Last week I was pretty clear about what I would write about today. Then life happened, as it does, and I changed my mind about that. This week something some things happened that made me do a gut check to make sure I’m going the direction my Heavenly Father wants me to go.

I have embarked on a time of exponential personal growth and I am writing or working on my writing craft as a full-time job. It is exciting and difficult.  I am relearning how to focus for extended periods of time and it’s helping me in ways I hadn’t expected. The yoga class I recently joined has played into this as well. My body finally feels like I have the physical capacity to do the work I need to without hurting myself, and I can feel myself getting stronger every day.

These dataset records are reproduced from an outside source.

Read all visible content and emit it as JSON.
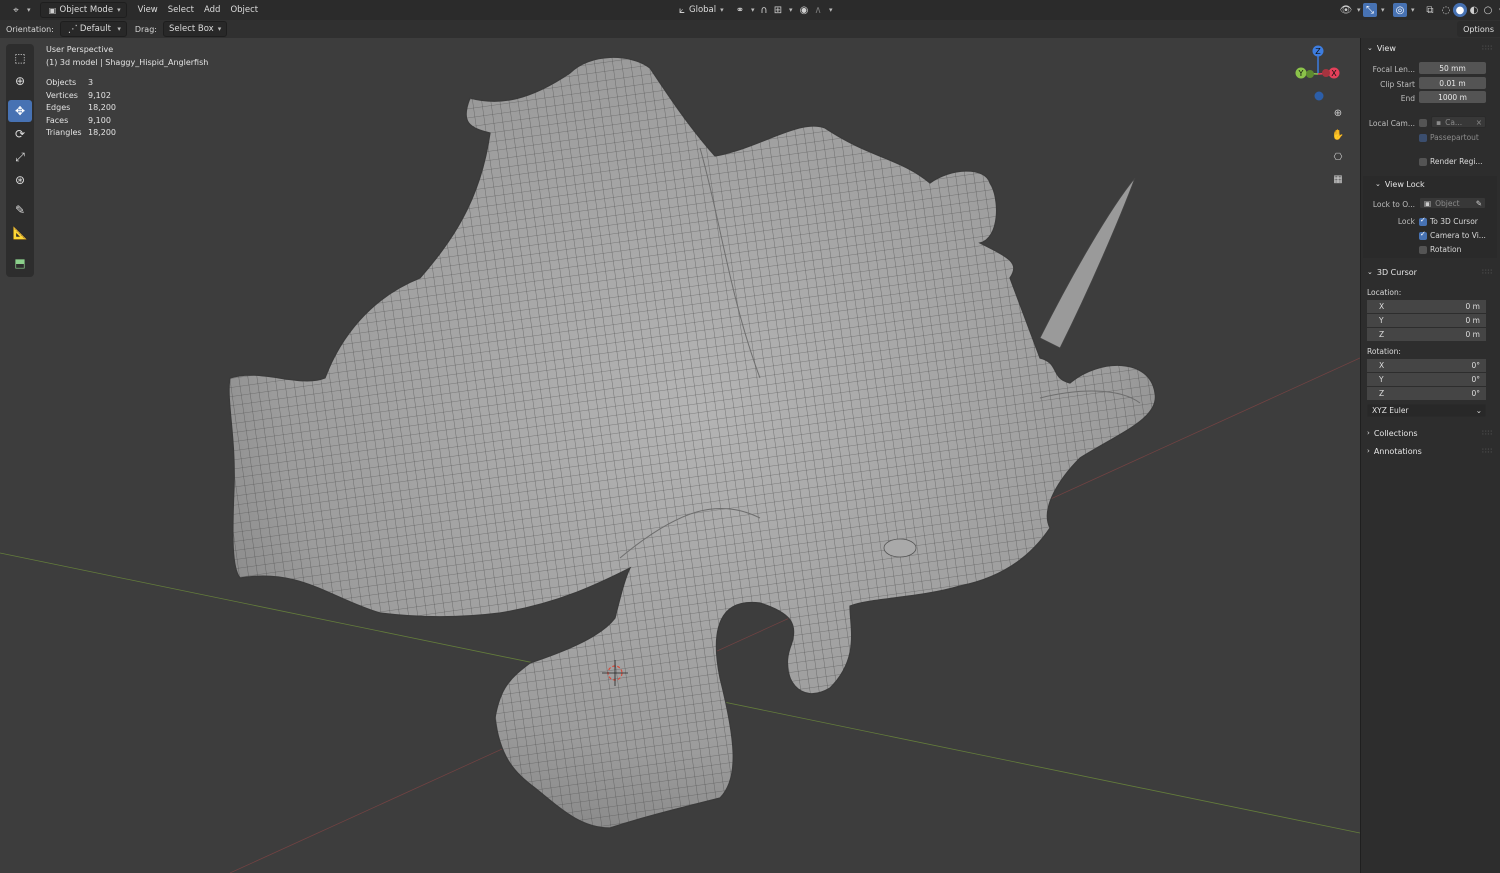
{
  "header": {
    "mode": "Object Mode",
    "menus": [
      "View",
      "Select",
      "Add",
      "Object"
    ],
    "transform_orientation": "Global",
    "orientation_label": "Orientation:",
    "orientation_value": "Default",
    "drag_label": "Drag:",
    "drag_value": "Select Box",
    "options_label": "Options"
  },
  "overlay": {
    "view_name": "User Perspective",
    "object_name": "(1) 3d model | Shaggy_Hispid_Anglerfish",
    "stats": [
      {
        "label": "Objects",
        "value": "3"
      },
      {
        "label": "Vertices",
        "value": "9,102"
      },
      {
        "label": "Edges",
        "value": "18,200"
      },
      {
        "label": "Faces",
        "value": "9,100"
      },
      {
        "label": "Triangles",
        "value": "18,200"
      }
    ]
  },
  "gizmo": {
    "z": "Z",
    "y": "Y",
    "x": "X"
  },
  "panel": {
    "view": {
      "title": "View",
      "focal_label": "Focal Len...",
      "focal_value": "50 mm",
      "clip_start_label": "Clip Start",
      "clip_start_value": "0.01 m",
      "end_label": "End",
      "end_value": "1000 m",
      "local_cam_label": "Local Cam...",
      "local_cam_value": "Ca...",
      "passepartout": "Passepartout",
      "render_region": "Render Regi..."
    },
    "view_lock": {
      "title": "View Lock",
      "lock_to_label": "Lock to O...",
      "lock_to_placeholder": "Object",
      "lock_label": "Lock",
      "to_cursor": "To 3D Cursor",
      "camera_to_view": "Camera to Vi...",
      "rotation": "Rotation"
    },
    "cursor": {
      "title": "3D Cursor",
      "location_label": "Location:",
      "location": [
        {
          "axis": "X",
          "value": "0 m"
        },
        {
          "axis": "Y",
          "value": "0 m"
        },
        {
          "axis": "Z",
          "value": "0 m"
        }
      ],
      "rotation_label": "Rotation:",
      "rotation": [
        {
          "axis": "X",
          "value": "0°"
        },
        {
          "axis": "Y",
          "value": "0°"
        },
        {
          "axis": "Z",
          "value": "0°"
        }
      ],
      "rotation_mode": "XYZ Euler"
    },
    "collections": "Collections",
    "annotations": "Annotations"
  },
  "colors": {
    "accent": "#4772b3",
    "axis_x": "#e4405a",
    "axis_y": "#8bc34a",
    "axis_z": "#3d7de0",
    "mesh": "#9a9a9a"
  }
}
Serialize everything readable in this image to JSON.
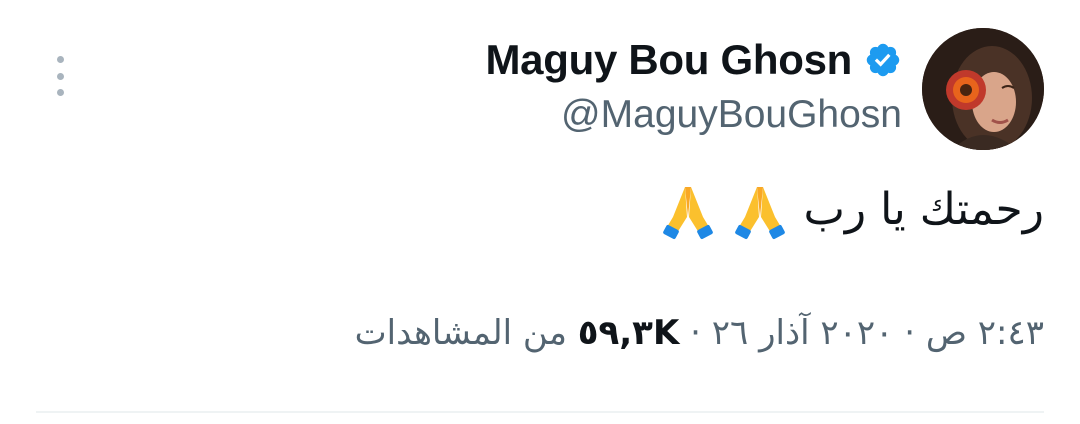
{
  "tweet": {
    "author": {
      "display_name": "Maguy Bou Ghosn",
      "handle": "@MaguyBouGhosn",
      "verified": true
    },
    "text": "رحمتك يا رب",
    "emoji": [
      "folded-hands",
      "folded-hands"
    ],
    "time": "٢:٤٣ ص",
    "date": "٢٠٢٠ آذار ٢٦",
    "separator": "·",
    "views_count": "٥٩,٣K",
    "views_label": "من المشاهدات"
  },
  "colors": {
    "verified_blue": "#1d9bf0",
    "text_primary": "#0f1419",
    "text_secondary": "#536471",
    "divider": "#eff3f4"
  },
  "icons": [
    "more-vertical-icon",
    "verified-badge-icon",
    "folded-hands-emoji-icon"
  ]
}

One of the hardest things I’ve encountered in my writing is the requirement to write characters and situations – their choices – that I would never put myself in. Situations that I wouldn’t want someone I love to be in. This is hard, in part, because I fall in love with my characters. It’s also hard because their values don’t always reflect my own. They do stupid or risky things. Things I may not want to see them do, but I still have to write it. They get hurt by the actions of others. I have to write their words, their choices, their loss of innocence, their pain and consequences. You think you cry hard when you read the painful part of a story with a character you have fallen in love with? Imagine what it took to write that. I promise no one loves that character more than the person who wrote it.

Today, I was reading in the Book of Mormon and I came across a verse where Jesus, visiting an ancient people in America, told them to write down the things he tells them so that, when the time is right, their words can go forth to others who need to read them.

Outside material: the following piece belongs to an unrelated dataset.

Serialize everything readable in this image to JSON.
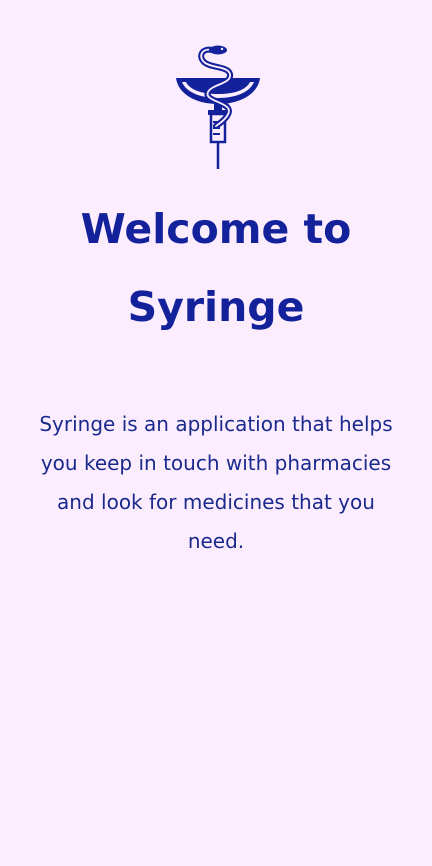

“4 Therefore give heed to my words; write the things which I have told you; and according to the time and the will of the Father they shall go forth unto the Gentiles.”
3 Nephi 23:4
I know that my fictional words aren’t scripture, or anything close, but I do hope that someday, when the time is right, some of them will find their way to someone else and they will find meaning in them. So, I will write my characters making questionable moral decisions, or being cruel, or getting hurt in ways that cause lasting pain. Because reading books has helped me to learn compassion, and gain some wisdom, and learn how to plan a life I want to live. Books have helped me overcome hardship, shift my perspective, and be true to who I am. Story characters have helped me learn not to judge others harshly for their weaknesses. They have shown me that two people telling different versions of the same event can both be telling the truth. Reading the stories of others, even imaginary others, can help us find the meaning in our own lives. I write because I feel called and I hope to write something that will one day help someone else find the meaning in their suffering, their triumph, their ordinary life.

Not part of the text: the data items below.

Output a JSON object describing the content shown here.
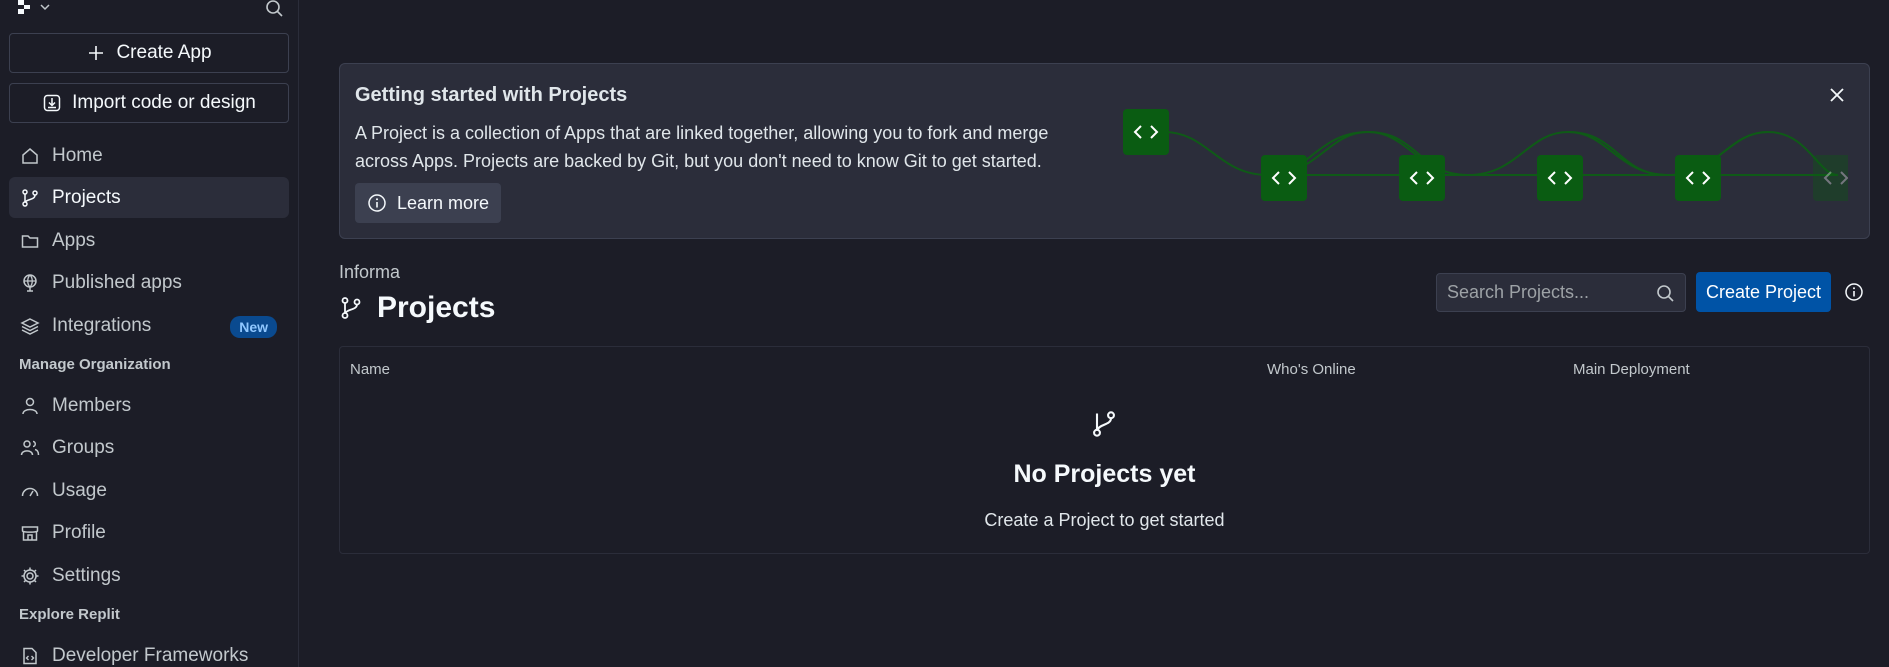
{
  "sidebar": {
    "create_app": "Create App",
    "import": "Import code or design",
    "nav": [
      {
        "label": "Home"
      },
      {
        "label": "Projects"
      },
      {
        "label": "Apps"
      },
      {
        "label": "Published apps"
      },
      {
        "label": "Integrations",
        "badge": "New"
      }
    ],
    "manage_org": "Manage Organization",
    "org_items": [
      {
        "label": "Members"
      },
      {
        "label": "Groups"
      },
      {
        "label": "Usage"
      },
      {
        "label": "Profile"
      },
      {
        "label": "Settings"
      }
    ],
    "explore": "Explore Replit",
    "explore_items": [
      {
        "label": "Developer Frameworks"
      }
    ]
  },
  "banner": {
    "title": "Getting started with Projects",
    "description": "A Project is a collection of Apps that are linked together, allowing you to fork and merge across Apps. Projects are backed by Git, but you don't need to know Git to get started.",
    "learn_more": "Learn more"
  },
  "main": {
    "org_name": "Informa",
    "title": "Projects",
    "search_placeholder": "Search Projects...",
    "create_project": "Create Project",
    "columns": [
      "Name",
      "Who's Online",
      "Main Deployment"
    ],
    "empty_title": "No Projects yet",
    "empty_subtitle": "Create a Project to get started"
  },
  "colors": {
    "background": "#1c1d27",
    "surface": "#2b2d3a",
    "primary": "#0053a6",
    "accent_green": "#0a5c12"
  }
}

A friend brought me balloons last night. She almost died this week and she wanted to say thank you for my friendship and caring as she has embarked on this new struggle. It was so kind of her in response to what felt to me to be so little. I sent her some text messages. Not flowers, or a teddy bear, or cookies. Just a few texts. I do care about her. I value her friendship and the experiences that life has handed her to endure and overcome. She is one of the strongest people I know. I also think she probably doesn’t see herself that way. She has helped me to learn the difference between being broken and being mended, and the process that comes in between the two states. She has helped me to see that sometimes we need to be okay with just being. She is one reason I am writing hard things today. If I can just be who I am, then I can let my characters simply be who they are as well. And I can do the same for other people in my life.